Cette accumulation de mutations a ainsi réduit la capacité des anticorps thérapeutiques anti-spicule (et des vaccins) à inhiber l’infection. Plusieurs de ces biomédicaments (bamlanivimab, etesevimab, casirivimab, imdevimab, et regdanvimab) ont été testés dans le cadre d’une étude préclinique, publiée par VanBlargan et al., en janvier 2022 dans Nature Medicine. Il en ressort que la plupart de ces biomolécules ont complètement perdu leur activité neutralisante contre les nouvelles variantes du virus, notamment celles précitées. Seules deux biomolécules (l’association tixagevimab/cilgavima et sotrovimab) ont conservé une activité inhibitrice considérable. Les chercheurs indiquent que l’identification et le ciblage des antigènes aux séquences hautement conservées sont probablement nécessaires pour prévenir toute résistance contre Omicron et les futures variantes ayant des séquences de pointe hautement mutées.

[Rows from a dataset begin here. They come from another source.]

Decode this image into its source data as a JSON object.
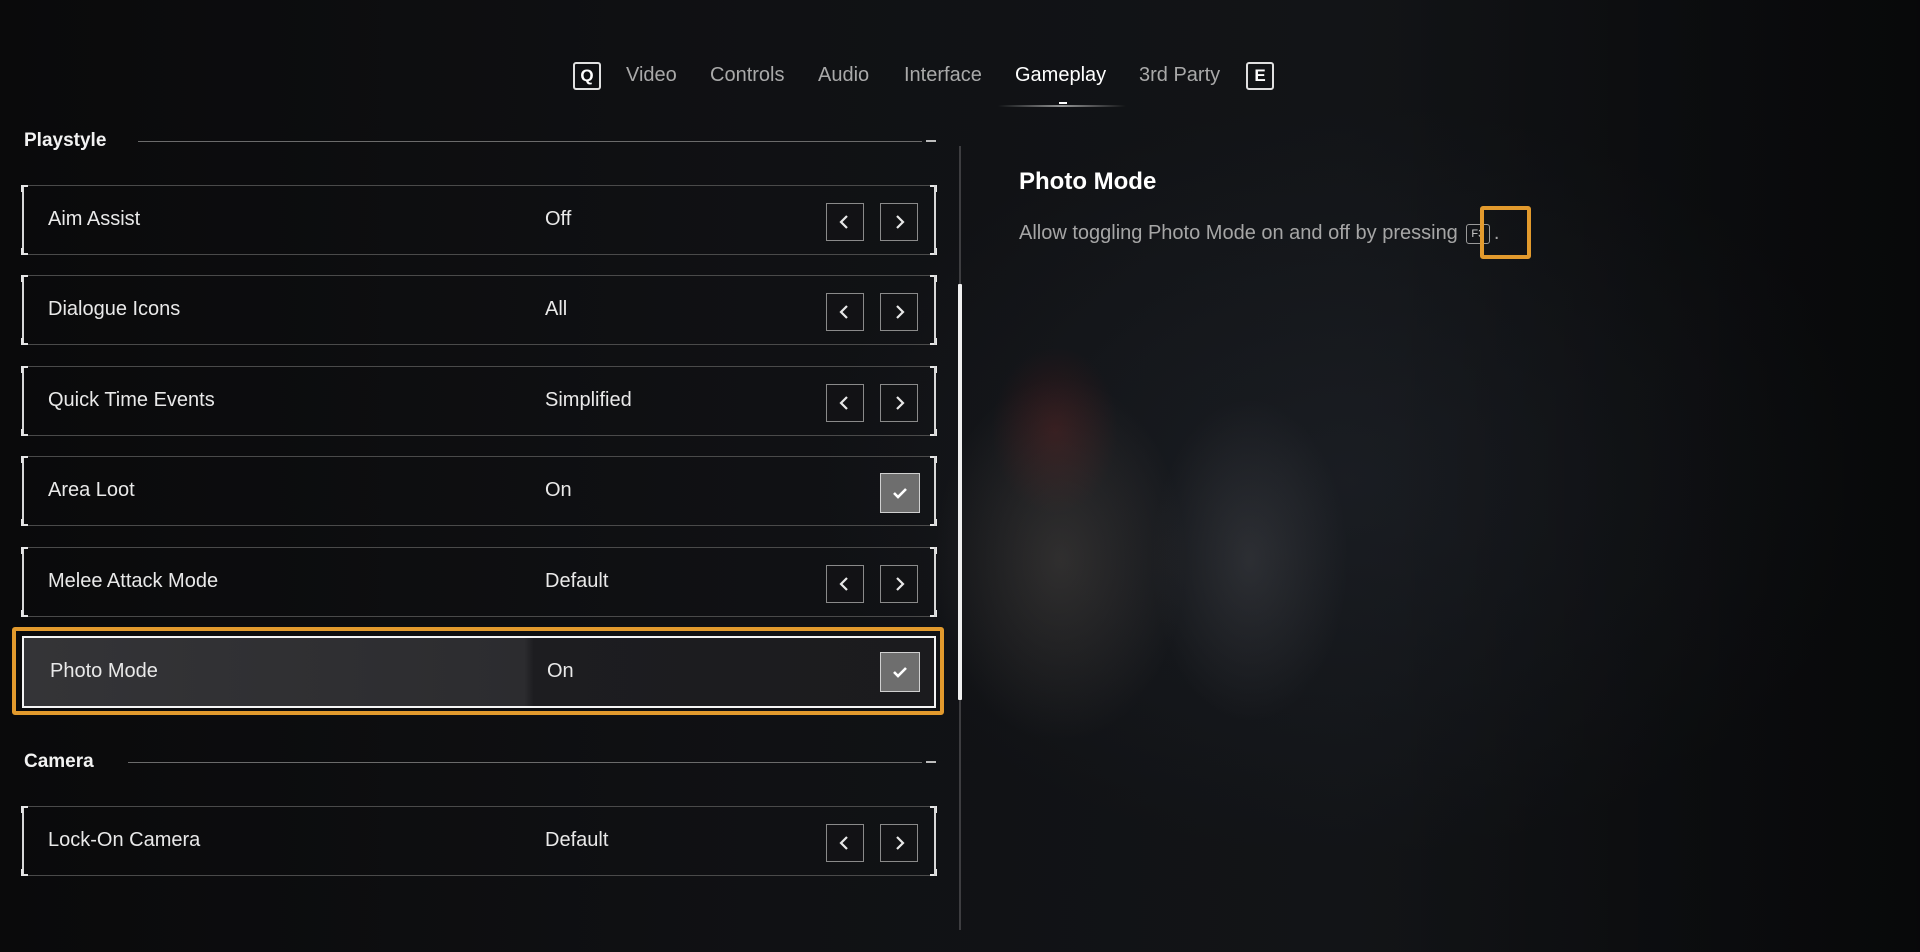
{
  "tabs": {
    "prev_key": "Q",
    "next_key": "E",
    "items": [
      {
        "label": "Video"
      },
      {
        "label": "Controls"
      },
      {
        "label": "Audio"
      },
      {
        "label": "Interface"
      },
      {
        "label": "Gameplay"
      },
      {
        "label": "3rd Party"
      }
    ],
    "active": "Gameplay"
  },
  "sections": {
    "playstyle": {
      "title": "Playstyle",
      "rows": [
        {
          "label": "Aim Assist",
          "value": "Off",
          "control": "arrows"
        },
        {
          "label": "Dialogue Icons",
          "value": "All",
          "control": "arrows"
        },
        {
          "label": "Quick Time Events",
          "value": "Simplified",
          "control": "arrows"
        },
        {
          "label": "Area Loot",
          "value": "On",
          "control": "checkbox",
          "checked": true
        },
        {
          "label": "Melee Attack Mode",
          "value": "Default",
          "control": "arrows"
        },
        {
          "label": "Photo Mode",
          "value": "On",
          "control": "checkbox",
          "checked": true,
          "selected": true
        }
      ]
    },
    "camera": {
      "title": "Camera",
      "rows": [
        {
          "label": "Lock-On Camera",
          "value": "Default",
          "control": "arrows"
        }
      ]
    }
  },
  "description": {
    "title": "Photo Mode",
    "text_before": "Allow toggling Photo Mode on and off by pressing",
    "key": "F3",
    "text_after": "."
  },
  "colors": {
    "highlight": "#e29a2d",
    "background": "#0b0b0c",
    "text": "#e9e9e9",
    "muted_text": "#a6a6a6"
  }
}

Ils ont toutefois conclu qu’un certain nombre d’anticorps anti-spicule utilisés en clinique pourraient perdre leur efficacité contre la variante Omicron. En effet, le sotrovimab et l’association tixagevimab/cilgavimab, qui avaient réussi à neutraliser la sous-variante BA.1 d’Omicron, n’ont montré aucun effet inhibiteur face à la sous-variante BA.2. Il convient de noter que cette dernière renferme neuf mutations en plus de celles présentes dans BA.1. Dans une étude, publiée en février 2022 dans Nature, Liu et al. soulignent que les anticorps dirigés contre la protéine de pointe deviennent de plus en plus inefficaces face aux nouvelles variantes émergentes. Les auteurs suggèrent ainsi que les nouvelles recherches soient orientées vers d’autres protéines du virus qui sont moins sujettes à des mutations.

Pression grandissante

Le début de l’année 2022 a été marquée par une propagation fulgurante de la variante Omicron, qualifiée comme hautement contagieuse, dans les quatre coins du monde: du 20 décembre 2021 au 9 janvier 2022, vingt-trois pays de l’Union européenne (UE) et de l’Espace économique européen (EEE) ont rapporté une prévalence moyenne d’Omicron de l’ordre de 69,4%. Le développement d’agents thérapeutiques administrables par voie orale s’est alors avéré indispensable pour réduire la pression grandissante exercée sur les professionnels et les établissements de santé. C’est finalement en décembre 2021 que deux médicaments oraux, la combinaison nirmatrelvir/ritonavir (commercialisée sous le nom Paxlovid), et le molnupiravir, ont reçu l’autorisation d’utilisation en urgence de l’Agence fédérale américaine des produits alimentaires et médicamenteux (FDA, Food and Drug Administration), pour le traitement des formes légères à modérée de Covid-19 chez les patients à haut risque de progression vers une forme sévère. Un mois plus tard, l’Agence européenne des médicaments approuve l’utilisation du Paxlovid, qui devient le premier médicament antiviral oral autorisé aux États-Unis et au sein de l’UE. Il est à noter que le molnupiravir est un médicament initialement conçu pour le traitement des infections causées par le virus de l’encéphalite équine vénézuélienne (VEEV). Il ne réduirait que de 30% les risques de progression du Covid-19 vers une forme grave, selon les résultats finaux d’un essai clinique randomisé et multicentrique de phase III, intitulé MOVe-OUT.